Sabe-se que não há aceitação por parte da sociedade, existe ataque,
assédio, agressão e invisibildade. Entretanto, o foco dessa pesquisa é
justamente analisar se existe diferença na maneira como a lesbofobia se
manifesta entre esses dois grupos de mulheres lésbicas, a fim de trazer essa
pauta para um centro de discussão e dar visibilidade a essa problemática. Se
não existem dados sobre a violência e a condição social das lésbicas, é
inviável que se consiga criar justificativas para a implementação de políticas
públicas ou qualquer tipo de ação direcionada para essa comunidade. Com
isso, as lésbicas continuam vendo sua sexualidade sendo fetichizada e
banalizada, pois a sociedade patriarcal só aceita e acredita no modelo
heteronormativo de relação e afeto. É esse padrão que legitima todo a
expressão de violência que coloca em risco a vida dessas mulheres. É preciso
implodir a lógica heteronormativa instituída. "É preciso, sobretudo, lesbianizar a
ciência, isto é, trazer para o cerne do debate acadêmico/político a perspectiva
lésbica sem perder de vista a sua pluralidade (SILVA, ARAÚJO, 2013, p. 254).
5. Metodologia

A pesquisa possuirá uma finalidade aplicada devido à preocupação com os


resultados o que esses dados significarão, além da pretensão de utilizar a
informação obtida para traçar um possível padrão que possa ser trabalhado e
discutido posteriormente. Será utilizado o método com objetivo descritivo,
visando descrever e analisar as nuances do fenômeno da lesbofobia e se há
diferença na maneira como ela se manifesta em relação às mulheres lésbicas
que visivelmente não aparentam seguir o padrão heteronormativo, partindo de
uma revisão bibliográfica composta por escritores, filósofos e intelectuais que
puseram em pauta o debate sobre a lesbofobia, feminilidade e discriminação
de gênero. Por isso, a pesquisa será baseada em artigos e estudos de autores
como Simone de Beauvoir, Lia Zanotta Machado, Tania Navarro Swain, Pierre
Bordieu, Daniela Auad, Cláudia Regina Lahni e Daniel Borrilo.

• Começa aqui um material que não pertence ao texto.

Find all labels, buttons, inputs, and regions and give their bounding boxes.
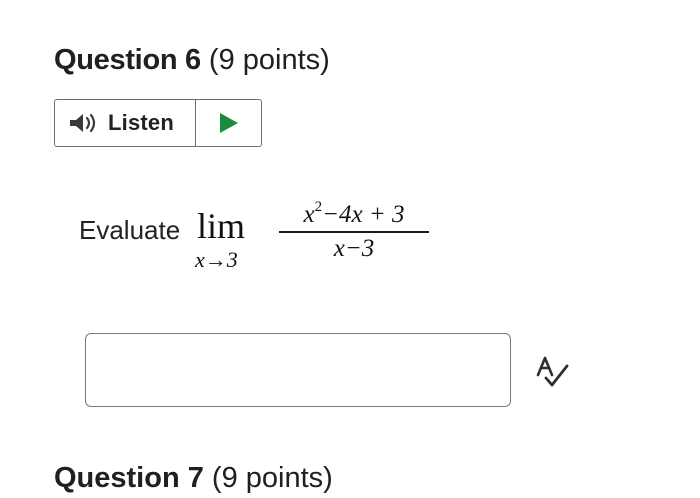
next-question-number: Question 7	[54, 462, 204, 494]
question-header: Question 6 (9 points)	[54, 40, 330, 80]
listen-label: Listen	[108, 110, 174, 135]
next-question-points: (9 points)	[203, 462, 333, 494]
limit-operator: lim	[197, 206, 246, 246]
listen-widget: Listen	[54, 99, 262, 147]
answer-field[interactable]	[85, 333, 511, 407]
spellcheck-icon	[536, 356, 569, 387]
listen-button[interactable]: Listen	[55, 100, 196, 146]
prompt-verb: Evaluate	[79, 215, 181, 245]
next-question-header: Question 7 (9 points)	[54, 458, 333, 498]
numerator-exponent: 2	[314, 199, 323, 215]
fraction-bar	[279, 231, 429, 233]
spellcheck-button[interactable]	[534, 355, 570, 389]
limit-subscript: x→3	[195, 247, 238, 272]
fraction-numerator: x2−4x + 3	[279, 200, 429, 230]
fraction-denominator: x−3	[333, 235, 375, 262]
play-icon	[219, 113, 238, 133]
numerator-rest: −4x + 3	[322, 201, 405, 228]
play-button[interactable]	[196, 100, 261, 146]
question-number: Question 6	[54, 44, 201, 76]
numerator-variable: x	[303, 201, 315, 228]
question-points: (9 points)	[200, 44, 330, 76]
limit-fraction: x2−4x + 3 x−3	[279, 200, 429, 263]
speaker-icon	[68, 112, 100, 134]
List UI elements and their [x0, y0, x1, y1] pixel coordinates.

O estudo terá
natureza essencialmente qualitativa, com ênfase na observação, revisão
bibliográfica e levantamento de dados, através de uma entrevista estruturada
com um conjunto de perguntas previamente formuladas para o próprio objeto
empírico, as mulheres lésbicas fora do padrão heteronormativo. Esse método
de pesquisa escolhido permitirá analisar e interpretar os dados coletados de
forma que seja retratada a realidade e, a partir disso, desenvolver uma
conclusão a fim de chegar à resposta da problemática.